Personen in Suchtbehandlung zeigen hohe Raten von Posttraumatischen Belastungsstörungen. Frühe belastende Lebensereignisse, wie sie emotionale und körperliche Misshandlung, sexueller Missbrauch und Vernachlässigung darstellen, sind ein unspezifischer Risikofaktor für die Entstehung psychischer Störungen und von grundlegenden negativen Gesundheitsfolgen. Dazu zählen Probleme im Selbstwert, in der Regulierung von Gefühlen, im Kontrollerleben und im Verhältnis zu anderen Menschen sowie zum Leben allgemein. Insofern kommt der integrativen Behandlung von Sucht und komorbiden Traumafolgestörungen eine hohe Relevanz für eine erfolgreiche medizinische Rehabilitation der suchtkranken Patientinnen und Patienten zu.

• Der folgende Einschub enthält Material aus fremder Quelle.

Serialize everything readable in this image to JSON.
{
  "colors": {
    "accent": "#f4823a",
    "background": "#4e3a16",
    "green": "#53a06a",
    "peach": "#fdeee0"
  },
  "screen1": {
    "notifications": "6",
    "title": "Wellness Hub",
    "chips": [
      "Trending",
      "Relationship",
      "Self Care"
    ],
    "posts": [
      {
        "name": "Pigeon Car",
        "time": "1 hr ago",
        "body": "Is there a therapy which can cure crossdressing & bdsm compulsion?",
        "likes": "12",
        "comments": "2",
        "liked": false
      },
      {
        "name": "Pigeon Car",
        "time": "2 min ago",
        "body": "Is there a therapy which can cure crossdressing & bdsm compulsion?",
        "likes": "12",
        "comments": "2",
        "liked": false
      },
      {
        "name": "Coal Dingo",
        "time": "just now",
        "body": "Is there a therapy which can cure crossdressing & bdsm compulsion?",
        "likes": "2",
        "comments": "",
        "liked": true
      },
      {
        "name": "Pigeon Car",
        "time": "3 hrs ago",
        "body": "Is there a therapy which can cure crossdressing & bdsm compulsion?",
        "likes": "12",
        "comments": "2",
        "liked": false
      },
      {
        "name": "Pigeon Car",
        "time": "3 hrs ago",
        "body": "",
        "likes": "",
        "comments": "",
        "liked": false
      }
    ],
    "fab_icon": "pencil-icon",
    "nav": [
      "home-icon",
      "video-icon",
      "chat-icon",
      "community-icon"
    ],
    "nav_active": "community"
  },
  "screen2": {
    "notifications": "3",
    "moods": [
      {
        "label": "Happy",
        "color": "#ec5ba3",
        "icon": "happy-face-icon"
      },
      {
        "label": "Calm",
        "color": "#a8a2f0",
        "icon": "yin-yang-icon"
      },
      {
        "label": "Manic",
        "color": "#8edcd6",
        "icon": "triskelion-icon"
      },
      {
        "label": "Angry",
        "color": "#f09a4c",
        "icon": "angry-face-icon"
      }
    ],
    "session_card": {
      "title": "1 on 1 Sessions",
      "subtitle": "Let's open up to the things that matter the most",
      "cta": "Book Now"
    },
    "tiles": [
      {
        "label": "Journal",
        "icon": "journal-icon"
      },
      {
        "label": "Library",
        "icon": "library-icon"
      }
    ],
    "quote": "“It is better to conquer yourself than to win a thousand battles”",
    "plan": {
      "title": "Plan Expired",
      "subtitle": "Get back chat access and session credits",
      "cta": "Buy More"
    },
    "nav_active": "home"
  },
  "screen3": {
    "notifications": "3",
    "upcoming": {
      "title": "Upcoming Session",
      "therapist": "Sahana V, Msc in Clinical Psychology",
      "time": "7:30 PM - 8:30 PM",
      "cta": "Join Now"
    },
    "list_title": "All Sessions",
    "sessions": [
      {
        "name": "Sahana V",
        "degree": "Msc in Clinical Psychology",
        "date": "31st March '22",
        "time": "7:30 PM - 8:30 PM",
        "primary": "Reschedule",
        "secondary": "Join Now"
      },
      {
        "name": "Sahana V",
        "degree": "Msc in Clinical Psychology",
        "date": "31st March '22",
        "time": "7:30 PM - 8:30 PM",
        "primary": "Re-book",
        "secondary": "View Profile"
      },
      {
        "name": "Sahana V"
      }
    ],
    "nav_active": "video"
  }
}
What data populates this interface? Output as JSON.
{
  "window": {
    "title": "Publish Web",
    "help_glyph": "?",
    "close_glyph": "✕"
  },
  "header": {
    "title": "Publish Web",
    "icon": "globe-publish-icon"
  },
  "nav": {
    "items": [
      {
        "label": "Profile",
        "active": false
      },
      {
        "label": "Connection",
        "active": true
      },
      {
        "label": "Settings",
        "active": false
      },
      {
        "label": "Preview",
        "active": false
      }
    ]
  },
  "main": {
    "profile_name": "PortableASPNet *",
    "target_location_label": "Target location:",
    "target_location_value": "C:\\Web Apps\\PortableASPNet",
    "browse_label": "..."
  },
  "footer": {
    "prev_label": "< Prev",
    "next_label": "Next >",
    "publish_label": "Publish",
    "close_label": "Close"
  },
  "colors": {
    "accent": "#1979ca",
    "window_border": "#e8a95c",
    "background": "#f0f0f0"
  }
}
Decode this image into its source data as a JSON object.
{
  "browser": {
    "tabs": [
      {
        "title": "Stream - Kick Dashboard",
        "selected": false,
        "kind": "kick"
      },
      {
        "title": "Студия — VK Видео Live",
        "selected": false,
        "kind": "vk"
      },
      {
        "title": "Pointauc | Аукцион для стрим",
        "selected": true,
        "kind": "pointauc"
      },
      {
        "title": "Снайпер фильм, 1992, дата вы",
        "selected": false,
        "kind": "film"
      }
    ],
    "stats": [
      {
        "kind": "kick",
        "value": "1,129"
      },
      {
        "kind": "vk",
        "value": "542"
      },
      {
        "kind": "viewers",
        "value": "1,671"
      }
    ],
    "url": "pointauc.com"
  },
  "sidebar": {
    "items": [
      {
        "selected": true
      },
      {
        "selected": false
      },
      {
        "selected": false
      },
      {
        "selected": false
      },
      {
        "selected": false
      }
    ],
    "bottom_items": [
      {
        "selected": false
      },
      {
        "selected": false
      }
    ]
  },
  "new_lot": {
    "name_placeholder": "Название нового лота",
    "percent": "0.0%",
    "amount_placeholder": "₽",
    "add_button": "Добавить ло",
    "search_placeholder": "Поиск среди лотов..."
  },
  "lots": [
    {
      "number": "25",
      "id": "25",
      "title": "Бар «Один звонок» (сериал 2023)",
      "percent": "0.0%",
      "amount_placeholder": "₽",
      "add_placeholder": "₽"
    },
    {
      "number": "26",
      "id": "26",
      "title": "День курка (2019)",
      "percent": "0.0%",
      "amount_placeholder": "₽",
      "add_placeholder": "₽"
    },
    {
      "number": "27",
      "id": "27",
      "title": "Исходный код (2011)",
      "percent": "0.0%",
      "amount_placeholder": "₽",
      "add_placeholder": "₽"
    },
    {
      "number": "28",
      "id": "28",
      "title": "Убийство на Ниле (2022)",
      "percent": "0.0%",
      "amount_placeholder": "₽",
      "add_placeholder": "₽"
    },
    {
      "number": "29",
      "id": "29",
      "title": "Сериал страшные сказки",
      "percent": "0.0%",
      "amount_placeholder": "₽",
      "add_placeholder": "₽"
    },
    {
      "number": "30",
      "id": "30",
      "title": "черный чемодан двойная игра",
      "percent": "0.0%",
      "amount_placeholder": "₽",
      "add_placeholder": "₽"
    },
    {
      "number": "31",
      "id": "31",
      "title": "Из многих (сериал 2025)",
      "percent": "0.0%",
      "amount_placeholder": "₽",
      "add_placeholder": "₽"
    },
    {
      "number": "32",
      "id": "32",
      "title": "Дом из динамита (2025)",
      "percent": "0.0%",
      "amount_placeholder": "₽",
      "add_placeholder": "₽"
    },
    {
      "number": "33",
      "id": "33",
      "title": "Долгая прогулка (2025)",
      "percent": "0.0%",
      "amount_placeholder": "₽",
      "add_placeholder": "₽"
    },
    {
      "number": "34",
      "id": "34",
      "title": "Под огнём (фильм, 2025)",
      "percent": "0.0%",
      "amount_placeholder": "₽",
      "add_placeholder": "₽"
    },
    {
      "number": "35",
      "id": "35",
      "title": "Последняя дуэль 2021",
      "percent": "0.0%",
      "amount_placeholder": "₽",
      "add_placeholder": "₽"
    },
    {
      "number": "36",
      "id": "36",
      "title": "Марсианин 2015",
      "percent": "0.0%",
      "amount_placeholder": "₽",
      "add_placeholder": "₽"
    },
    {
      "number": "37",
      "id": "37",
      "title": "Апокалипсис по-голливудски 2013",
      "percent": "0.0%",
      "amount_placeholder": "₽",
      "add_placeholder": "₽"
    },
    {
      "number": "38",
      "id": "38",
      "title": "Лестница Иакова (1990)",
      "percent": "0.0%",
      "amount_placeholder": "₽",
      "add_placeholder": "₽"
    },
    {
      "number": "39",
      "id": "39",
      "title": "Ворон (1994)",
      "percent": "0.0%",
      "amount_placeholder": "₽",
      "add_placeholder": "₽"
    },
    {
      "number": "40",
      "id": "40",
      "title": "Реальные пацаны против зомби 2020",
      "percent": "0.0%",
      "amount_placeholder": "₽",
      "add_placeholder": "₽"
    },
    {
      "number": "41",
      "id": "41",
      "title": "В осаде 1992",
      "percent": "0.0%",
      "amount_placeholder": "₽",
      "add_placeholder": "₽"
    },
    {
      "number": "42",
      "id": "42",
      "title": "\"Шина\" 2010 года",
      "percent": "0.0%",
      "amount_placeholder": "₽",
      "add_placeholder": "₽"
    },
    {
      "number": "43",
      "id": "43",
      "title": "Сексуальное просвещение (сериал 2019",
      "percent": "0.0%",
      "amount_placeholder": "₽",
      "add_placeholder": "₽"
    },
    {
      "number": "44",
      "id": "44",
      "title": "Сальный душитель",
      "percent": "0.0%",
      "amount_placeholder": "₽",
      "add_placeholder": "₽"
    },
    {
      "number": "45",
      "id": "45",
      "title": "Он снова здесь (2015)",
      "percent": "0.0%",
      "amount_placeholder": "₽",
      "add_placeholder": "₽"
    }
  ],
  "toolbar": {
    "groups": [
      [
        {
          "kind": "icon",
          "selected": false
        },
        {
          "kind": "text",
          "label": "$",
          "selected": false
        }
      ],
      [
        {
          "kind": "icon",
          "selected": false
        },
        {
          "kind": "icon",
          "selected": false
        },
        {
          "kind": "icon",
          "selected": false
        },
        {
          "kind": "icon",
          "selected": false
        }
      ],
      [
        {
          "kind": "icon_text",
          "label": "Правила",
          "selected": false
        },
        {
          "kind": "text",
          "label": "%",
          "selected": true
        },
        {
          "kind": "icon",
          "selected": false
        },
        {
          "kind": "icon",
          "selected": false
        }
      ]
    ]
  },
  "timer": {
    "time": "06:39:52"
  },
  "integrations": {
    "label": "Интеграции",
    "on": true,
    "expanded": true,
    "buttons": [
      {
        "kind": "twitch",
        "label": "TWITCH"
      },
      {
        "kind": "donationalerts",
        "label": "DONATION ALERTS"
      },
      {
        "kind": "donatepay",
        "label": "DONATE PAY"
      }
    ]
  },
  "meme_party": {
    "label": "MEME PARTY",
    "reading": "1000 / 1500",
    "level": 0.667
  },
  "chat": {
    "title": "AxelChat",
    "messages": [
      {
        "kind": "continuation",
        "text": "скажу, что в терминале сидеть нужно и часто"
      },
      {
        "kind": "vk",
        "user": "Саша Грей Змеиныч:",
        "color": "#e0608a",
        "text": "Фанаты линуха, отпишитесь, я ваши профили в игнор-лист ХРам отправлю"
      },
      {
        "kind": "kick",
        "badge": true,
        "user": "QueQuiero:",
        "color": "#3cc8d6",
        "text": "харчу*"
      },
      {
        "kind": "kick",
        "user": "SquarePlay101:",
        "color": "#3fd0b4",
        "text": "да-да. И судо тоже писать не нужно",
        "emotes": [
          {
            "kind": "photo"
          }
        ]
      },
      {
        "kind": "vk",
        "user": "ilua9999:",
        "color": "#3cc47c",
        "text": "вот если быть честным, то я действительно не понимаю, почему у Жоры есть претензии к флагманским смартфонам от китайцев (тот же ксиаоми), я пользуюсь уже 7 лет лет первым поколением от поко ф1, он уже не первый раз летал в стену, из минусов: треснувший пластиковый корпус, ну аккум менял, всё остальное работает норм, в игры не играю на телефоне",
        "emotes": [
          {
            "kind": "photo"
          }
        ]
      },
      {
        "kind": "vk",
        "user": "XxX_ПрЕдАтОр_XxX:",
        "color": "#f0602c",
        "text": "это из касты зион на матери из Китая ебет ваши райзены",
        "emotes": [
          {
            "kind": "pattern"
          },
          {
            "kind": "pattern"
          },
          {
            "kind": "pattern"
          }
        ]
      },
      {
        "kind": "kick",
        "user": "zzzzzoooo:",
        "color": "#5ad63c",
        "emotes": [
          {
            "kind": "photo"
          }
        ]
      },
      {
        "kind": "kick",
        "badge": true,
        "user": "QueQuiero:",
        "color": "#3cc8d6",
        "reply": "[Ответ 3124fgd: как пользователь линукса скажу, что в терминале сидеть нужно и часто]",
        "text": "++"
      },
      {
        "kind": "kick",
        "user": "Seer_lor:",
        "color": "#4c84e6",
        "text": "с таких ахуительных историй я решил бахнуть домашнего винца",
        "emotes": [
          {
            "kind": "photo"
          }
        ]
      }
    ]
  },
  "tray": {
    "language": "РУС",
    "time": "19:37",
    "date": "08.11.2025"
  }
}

Traumatherapeutische Zielsetzungen und Angebote im gesamten medizinisch-therapeutischen Leistungsspektrum des Suchttherapiezentrums werden hier verankert. Die Patientinnen und Patienten mit Traumafolgestörungen werden in ihrer Bewältigungskompetenz im Alltag und in ihrem gesundheitsbewussten Umgang mit sich selbst, auch in Bezug auf ihr Suchtverlangen gefördert.